Emily Sia Lian Wong
| June 11, 2014
Australian explorers in the 19th century were struck by a strange and esoteric graffiti scrawled in an obscure but fluid hand on the bark of the native gum trees. Resembling a kind of running hieroglyphics carved into the trunks, the markings generated much puzzlement – who was the author of these elegant scribbles and what could they potentially mean? While the mystery of these enigmatic etchings has since been solved – the eloquent culprit, a certain species of local moth – it still remains that humans continue to recognise, in all the curves and contours of the landscape, the aesthetics and structure of language – even where no such language exists.
Berlin-based design studio, KIM presents an exploration of the possibility of landscape as a kind of writing with its self-published book,‘Nature-Figure’, a personal project, expressing KIM’s impressions of the gloomy, Norwegian landscape and the melancholic grandeur of the great forests that surround the country’s capital. The resulting tome is filled with dark, claustrophobic images of dense spruce forest spliced with minimal graphics and words. It asks us to consider forms in the natural environment as a kind of abstract typography, free from any pre-existing meaning.

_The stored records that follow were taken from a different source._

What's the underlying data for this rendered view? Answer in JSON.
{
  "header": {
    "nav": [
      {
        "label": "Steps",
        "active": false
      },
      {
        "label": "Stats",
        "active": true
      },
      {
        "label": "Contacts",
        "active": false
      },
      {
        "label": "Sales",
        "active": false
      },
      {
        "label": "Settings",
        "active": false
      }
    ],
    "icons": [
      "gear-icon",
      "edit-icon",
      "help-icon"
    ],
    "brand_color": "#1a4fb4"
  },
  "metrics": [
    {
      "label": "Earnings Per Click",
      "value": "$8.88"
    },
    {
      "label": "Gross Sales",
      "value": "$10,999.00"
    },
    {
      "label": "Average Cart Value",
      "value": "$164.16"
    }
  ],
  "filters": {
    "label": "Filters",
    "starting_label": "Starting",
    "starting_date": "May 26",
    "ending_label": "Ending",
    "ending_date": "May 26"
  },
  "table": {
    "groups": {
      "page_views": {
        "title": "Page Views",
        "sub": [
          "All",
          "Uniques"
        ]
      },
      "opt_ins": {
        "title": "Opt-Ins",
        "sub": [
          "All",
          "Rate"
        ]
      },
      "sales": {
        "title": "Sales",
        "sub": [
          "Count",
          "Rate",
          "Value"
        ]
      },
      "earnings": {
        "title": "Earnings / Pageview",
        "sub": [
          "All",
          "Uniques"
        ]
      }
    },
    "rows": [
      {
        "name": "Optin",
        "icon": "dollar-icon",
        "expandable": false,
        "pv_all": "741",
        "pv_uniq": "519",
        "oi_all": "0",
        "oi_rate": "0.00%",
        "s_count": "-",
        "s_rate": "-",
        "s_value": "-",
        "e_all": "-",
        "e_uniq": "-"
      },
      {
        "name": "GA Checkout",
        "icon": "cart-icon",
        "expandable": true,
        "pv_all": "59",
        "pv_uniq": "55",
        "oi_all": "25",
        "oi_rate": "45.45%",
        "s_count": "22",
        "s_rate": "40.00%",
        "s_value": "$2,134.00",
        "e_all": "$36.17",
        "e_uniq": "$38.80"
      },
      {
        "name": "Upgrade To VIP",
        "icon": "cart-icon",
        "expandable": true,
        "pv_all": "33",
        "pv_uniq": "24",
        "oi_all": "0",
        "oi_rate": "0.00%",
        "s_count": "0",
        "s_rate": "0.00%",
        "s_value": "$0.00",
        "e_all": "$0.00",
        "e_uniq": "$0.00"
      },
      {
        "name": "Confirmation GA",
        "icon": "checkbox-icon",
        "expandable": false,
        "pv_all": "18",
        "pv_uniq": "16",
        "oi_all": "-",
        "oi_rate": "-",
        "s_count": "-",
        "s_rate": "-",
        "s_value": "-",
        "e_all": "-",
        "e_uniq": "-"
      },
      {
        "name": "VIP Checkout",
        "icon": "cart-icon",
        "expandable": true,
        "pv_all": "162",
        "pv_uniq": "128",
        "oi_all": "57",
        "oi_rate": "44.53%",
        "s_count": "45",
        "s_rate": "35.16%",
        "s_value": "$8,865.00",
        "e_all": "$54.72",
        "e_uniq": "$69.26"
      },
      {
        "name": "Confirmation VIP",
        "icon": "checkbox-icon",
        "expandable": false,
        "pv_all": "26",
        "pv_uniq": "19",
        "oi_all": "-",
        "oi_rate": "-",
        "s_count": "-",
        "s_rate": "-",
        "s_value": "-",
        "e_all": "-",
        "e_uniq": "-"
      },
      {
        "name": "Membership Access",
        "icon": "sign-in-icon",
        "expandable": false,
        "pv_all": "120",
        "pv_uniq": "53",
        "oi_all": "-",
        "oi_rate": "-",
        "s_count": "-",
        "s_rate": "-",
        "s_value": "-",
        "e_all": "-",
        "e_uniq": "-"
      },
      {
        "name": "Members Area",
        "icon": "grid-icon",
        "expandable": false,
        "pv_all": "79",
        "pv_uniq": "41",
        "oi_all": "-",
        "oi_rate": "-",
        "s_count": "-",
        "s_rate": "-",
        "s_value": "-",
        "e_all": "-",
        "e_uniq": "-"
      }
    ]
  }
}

Thomas Kim spoke to me about the project, where it came from and what it might possibly mean.
What is ‘Nature-Figure’?
Nature-Figure is a personal project that we released in 2012. It transcribes my first impressions of the Norwegian landscape – more specifically the forests of Oslo and its surrounds. The project is self-edited and comprises a book of photographs, explorations and texts as well as a series of prints onto textiles.
Where did the inspiration to create ‘Nature-Figure’ come from?

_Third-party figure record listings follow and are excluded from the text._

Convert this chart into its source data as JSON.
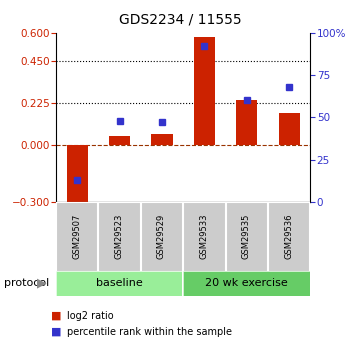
{
  "title": "GDS2234 / 11555",
  "samples": [
    "GSM29507",
    "GSM29523",
    "GSM29529",
    "GSM29533",
    "GSM29535",
    "GSM29536"
  ],
  "log2_ratio": [
    -0.33,
    0.05,
    0.06,
    0.575,
    0.24,
    0.175
  ],
  "percentile_rank": [
    13,
    48,
    47,
    92,
    60,
    68
  ],
  "groups": [
    {
      "label": "baseline",
      "n": 3,
      "color": "#99ee99"
    },
    {
      "label": "20 wk exercise",
      "n": 3,
      "color": "#66cc66"
    }
  ],
  "bar_color": "#cc2200",
  "dot_color": "#3333cc",
  "left_ylim": [
    -0.3,
    0.6
  ],
  "right_ylim": [
    0,
    100
  ],
  "left_yticks": [
    -0.3,
    0,
    0.225,
    0.45,
    0.6
  ],
  "right_yticks": [
    0,
    25,
    50,
    75,
    100
  ],
  "right_yticklabels": [
    "0",
    "25",
    "50",
    "75",
    "100%"
  ],
  "hlines": [
    0.45,
    0.225
  ],
  "background_color": "#ffffff",
  "bar_width": 0.5,
  "protocol_label": "protocol",
  "legend_items": [
    {
      "color": "#cc2200",
      "label": "log2 ratio"
    },
    {
      "color": "#3333cc",
      "label": "percentile rank within the sample"
    }
  ]
}
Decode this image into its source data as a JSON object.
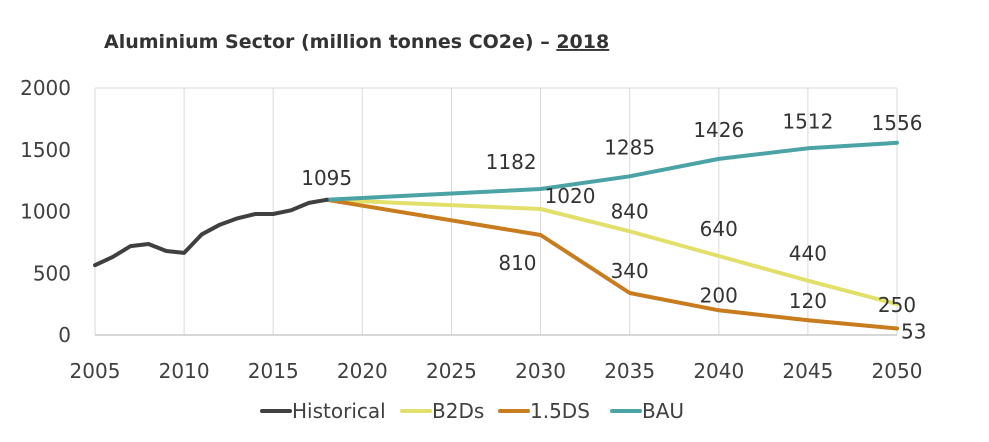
{
  "chart_data": {
    "type": "line",
    "title": "Aluminium Sector (million tonnes CO2e) – ",
    "title_year": "2018",
    "xlabel": "",
    "ylabel": "",
    "xlim": [
      2005,
      2050
    ],
    "ylim": [
      0,
      2000
    ],
    "x_ticks": [
      2005,
      2010,
      2015,
      2020,
      2025,
      2030,
      2035,
      2040,
      2045,
      2050
    ],
    "y_ticks": [
      0,
      500,
      1000,
      1500,
      2000
    ],
    "grid": "vertical",
    "legend_position": "bottom",
    "series": [
      {
        "name": "Historical",
        "color": "#404040",
        "x": [
          2005,
          2006,
          2007,
          2008,
          2009,
          2010,
          2011,
          2012,
          2013,
          2014,
          2015,
          2016,
          2017,
          2018
        ],
        "values": [
          565,
          632,
          720,
          737,
          680,
          665,
          815,
          893,
          945,
          980,
          980,
          1010,
          1070,
          1095
        ]
      },
      {
        "name": "B2Ds",
        "color": "#e2e06b",
        "x": [
          2018,
          2030,
          2035,
          2040,
          2045,
          2050
        ],
        "values": [
          1095,
          1020,
          840,
          640,
          440,
          250
        ]
      },
      {
        "name": "1.5DS",
        "color": "#c87c1e",
        "x": [
          2018,
          2030,
          2035,
          2040,
          2045,
          2050
        ],
        "values": [
          1095,
          810,
          340,
          200,
          120,
          53
        ]
      },
      {
        "name": "BAU",
        "color": "#4ca3a6",
        "x": [
          2018,
          2030,
          2035,
          2040,
          2045,
          2050
        ],
        "values": [
          1095,
          1182,
          1285,
          1426,
          1512,
          1556
        ]
      }
    ],
    "data_labels": [
      {
        "text": "1095",
        "x": 2018,
        "y": 1095,
        "anchor": "middle",
        "dy": -15
      },
      {
        "text": "1182",
        "x": 2030,
        "y": 1182,
        "anchor": "end",
        "dy": -20
      },
      {
        "text": "1285",
        "x": 2035,
        "y": 1285,
        "anchor": "middle",
        "dy": -22
      },
      {
        "text": "1426",
        "x": 2040,
        "y": 1426,
        "anchor": "middle",
        "dy": -22
      },
      {
        "text": "1512",
        "x": 2045,
        "y": 1512,
        "anchor": "middle",
        "dy": -20
      },
      {
        "text": "1556",
        "x": 2050,
        "y": 1556,
        "anchor": "middle",
        "dy": -13
      },
      {
        "text": "1020",
        "x": 2030,
        "y": 1020,
        "anchor": "start",
        "dy": -6
      },
      {
        "text": "840",
        "x": 2035,
        "y": 840,
        "anchor": "middle",
        "dy": -13
      },
      {
        "text": "640",
        "x": 2040,
        "y": 640,
        "anchor": "middle",
        "dy": -20
      },
      {
        "text": "440",
        "x": 2045,
        "y": 440,
        "anchor": "middle",
        "dy": -20
      },
      {
        "text": "250",
        "x": 2050,
        "y": 250,
        "anchor": "middle",
        "dy": 8
      },
      {
        "text": "810",
        "x": 2030,
        "y": 810,
        "anchor": "end",
        "dy": 35
      },
      {
        "text": "340",
        "x": 2035,
        "y": 340,
        "anchor": "middle",
        "dy": -15
      },
      {
        "text": "200",
        "x": 2040,
        "y": 200,
        "anchor": "middle",
        "dy": -8
      },
      {
        "text": "120",
        "x": 2045,
        "y": 120,
        "anchor": "middle",
        "dy": -12
      },
      {
        "text": "53",
        "x": 2050,
        "y": 53,
        "anchor": "start",
        "dy": 10
      }
    ]
  }
}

The idea came, as I mentioned earlier, from the impressions left by my first encounter with the Norwegian landscape. Coming from Paris, the contrast with the Norwegian countryside was a real discovery. At the time, I was working with studio NODE and continuing my research projects at the Oslo Academy of Arts. These exchanges, meetings and my discovery of the city formed the influences for this project. Fascinated by the omnipresent nature, and more precisely by the relationship that the Norwegians maintain with these [natural] spaces, I began to document them through photography. From this series of documentations, the forests, the trees and the branches, with the strong contrast of white carried by the snow, appeared to me like a kind of abstract language.
From the smallest garden to the great forests encircling Oslo, I noticed that the ‘architecture’ of this nature had changed. The shapes and forms had evolved. From a space constructed or controlled by man, to a wilder kind of nature that did not have the same feeling. In a certain way, the ‘language’ had changed. After documenting myself within the forest, I started to concentrate on the shapes and forms collecting in the dead wood. Quickly, I began to classify these branches, group them according to their shapes, as if I was sorting and rearranging letters to create an alphabet.

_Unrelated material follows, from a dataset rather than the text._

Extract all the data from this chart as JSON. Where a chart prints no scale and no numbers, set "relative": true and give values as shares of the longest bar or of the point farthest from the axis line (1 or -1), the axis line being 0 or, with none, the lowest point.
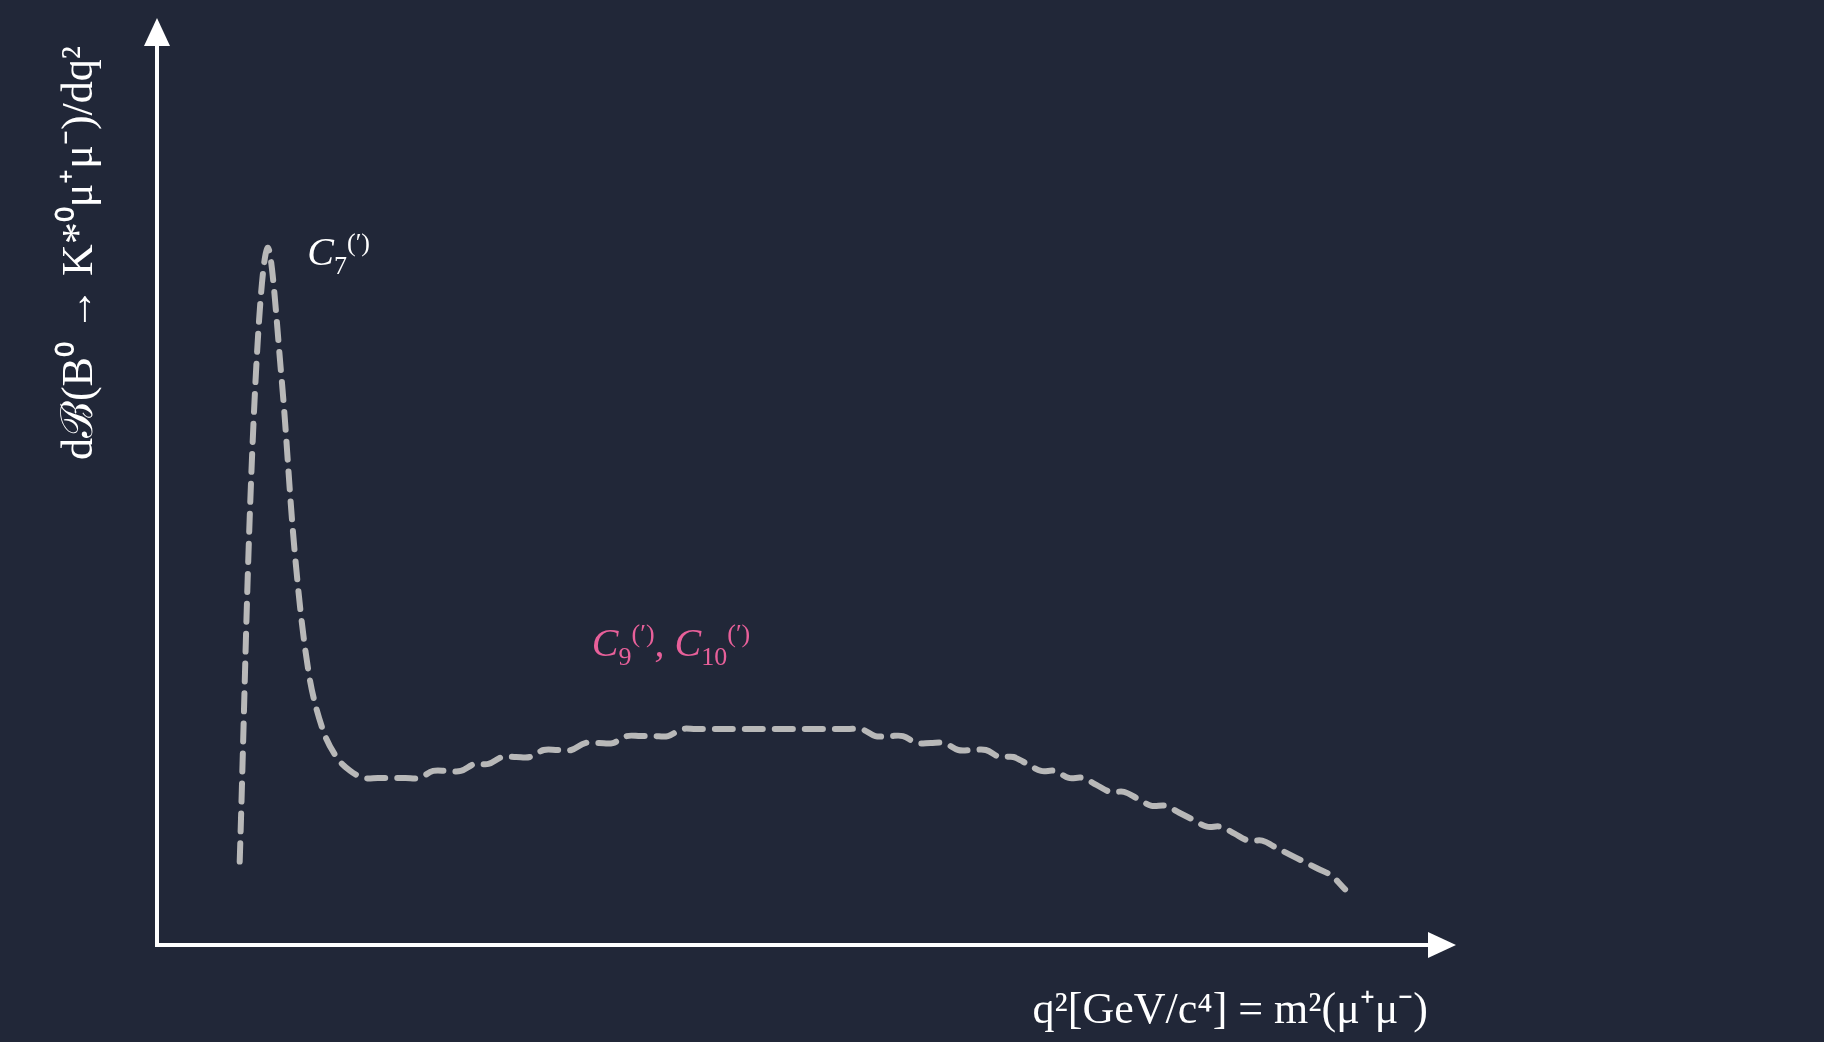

Interested by all forms of language, I discovered the concept of asemic writing, which is described as a form of writing without any particular signification or meaning. The words are drawn, free from any sense, and become pure plastic, abstract form. I liked this idea of a gap between text and image, where meaning is open to interpretation.
‘Nature-Figure’ records my process, step by step, beginning with the photographs, through the exploration of space and the interpretation of the shapes and forms of the forest, up to their final simplication into signs. [Within the book], each step in the process is separated by documents as well as transcripts of discussions that I held with specialists and experts in the field.
Do you think ‘Nature-Figure’ contemplates, to any degree, a kind of anthropomorphizing of nature? An attributing of human qualities to the trees, the landscape?
I don’t think it’s about anthropomorphising nature because it’s not specifically a human representation. Instead the project relies on writing and a form of language, which is a human attribute. Artist and writer, Tim Gaze wrote: “You could say that nature, since time began, has been manifesting asemic writing. It just needs a human to see the writing and recognise it.”
Part of why I find ‘Nature-Figure’ compelling, I think, is that it opens us up to other possibilities. Now the swaying of trees is like dancing, and in the rustling of the leaves, I begin to hear song.